John DiJulius | Customer Experience Blog


Do You Know What Your Customers Want From You?

Darlene Campagna

Knowing what your customers truly think is critical to keeping your customers– and keeping your profits.  While companies invest heavily in sales and customer service, too often they cut corners and leave the very important task of understanding what will create loyal, happy customers to an insufficient or informal collection process.  By identifying the needs, wants, and expectations of your customers, your business is able to maximize customer satisfaction and retention.

However, the idea of implementing a customer satisfaction and follow-up initiative may seem like a daunting task to many.  In order to implement a successful customer satisfaction program, it is first important to understand your goals and objectives for this initiative.

Begin by asking yourself the following questions.  The concept of the question format below may be a simple approach, but your responses will begin to provide direction, and will shape your customer satisfaction initiative goals and objectives.

What:

First and foremost, understand what decisions this information will drive within your business.  Understanding this will help you determine “what to ask” on your survey.  Will you use this information to track operational issues for improvement?  Do you want to know what your customers think you do well and use this for marketing purposes?  Do you want to know the satisfaction or loyalty of your customers?  Are you going to measure performance of your employees and use this information as a means to bonus them?  Understanding what you want your company to achieve will help you understand what your company needs to measure.

Who:

Consider who you may want to survey.  For example, do you want to gather feedback from all of your new customers to determine their satisfaction levels with their initial experience?  Or do you want to survey your existing customers and gauge their satisfaction by product or service type?  Perhaps you would like to reach out to inactive customers to determine reasons for inactivity.  You can create a program that surveys “all of the above” as well, but understanding whom you want to hear from is an important step that shapes the whole program.

Where:

Do you want to measure results based upon where your business is located or where your customers are located?  For example, tracking results based upon department or branch will provide insight as to how locations are performing in comparison to each other.  This will allow you to focus improvement efforts on underperforming locations.

When:

When should you survey your customers?  Based upon the information you are looking to gain and the frequency of your business transactions, it may make sense to conduct a “transactional survey.”   This type of survey will evaluate specific key attributes of the customer experience that can be monitored to determine their impact on satisfaction and loyalty, as well as the impact of operational changes you may implement over time.  Conducting a “relationship survey” is typically done on an annual basis and allows you to dig deeper into the relationship as well as to evaluate value and expectations in comparison to overall performance.  Determining your customers’ expectations vs. your performance will identify “gaps” which can be addressed having immediate impact with the retention and loyalty of your customer.

Why:

Understand why, as an organization, you want to implement this program.  This is a very important key element to a successful customer satisfaction and follow-up initiative.  Once a determination has been made to implement this initiative, it has to be communicated and supported from the top of the management team down to all employees on a consistent basis.  If the management team does not visibly support this initiative or “walk the talk,” your employees won’t either.  This should become a part of your corporate culture.

How:

Determine how are you going to respond or follow-up with your customers.  If you plan to implement a customer satisfaction initiative, then it is critical to establish your response or follow-up system as well.  Based  upon the volume of surveys you conduct, you may opt for an automated system which can track issues, identify trends and document steps taken to “fix” the situation and “close the loop” with your customer.  A more manual tracking and follow-up process can be utilized; however, the key here is consistency!  Identify the internal champion who will be responsible for sustaining this system and make that person a part of the process that will ensure their buy-in and your success.  There is nothing worse than capturing customer issues or concerns and not doing anything with that information.

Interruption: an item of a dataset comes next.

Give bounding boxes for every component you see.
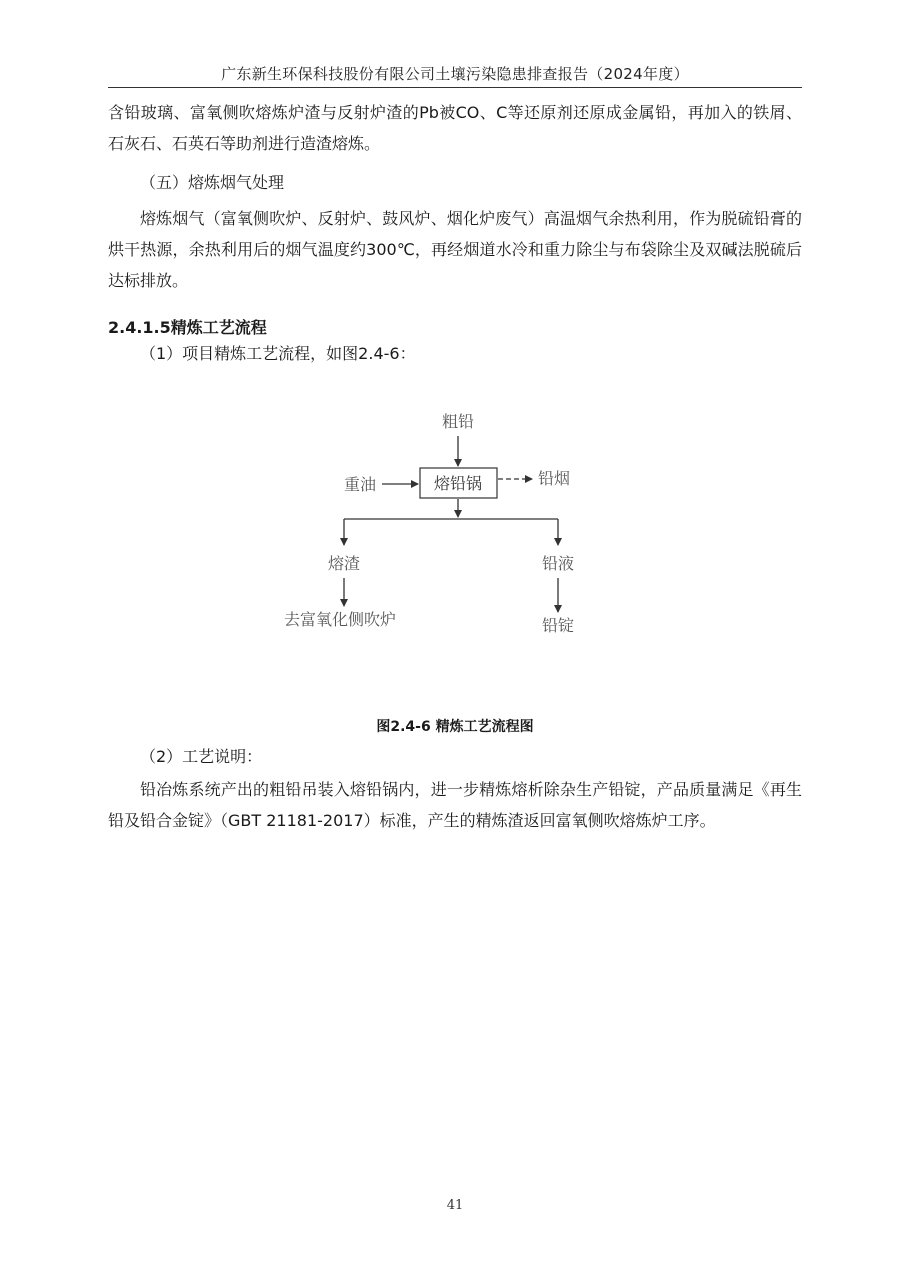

Other considerations:  Start small and grow with it.  As tempting as it may be to want to gather feedback from every customer, do not feel as if you have to conquer everything at one time.  Pick a segment to survey, implement your process, evaluate your results and work out any snags you may have with your process and systems first.  Then you can add on from there.  The most effective customer satisfaction programs measure results on a continuous basis and help organizations do a better job of building better, more customer-centric companies.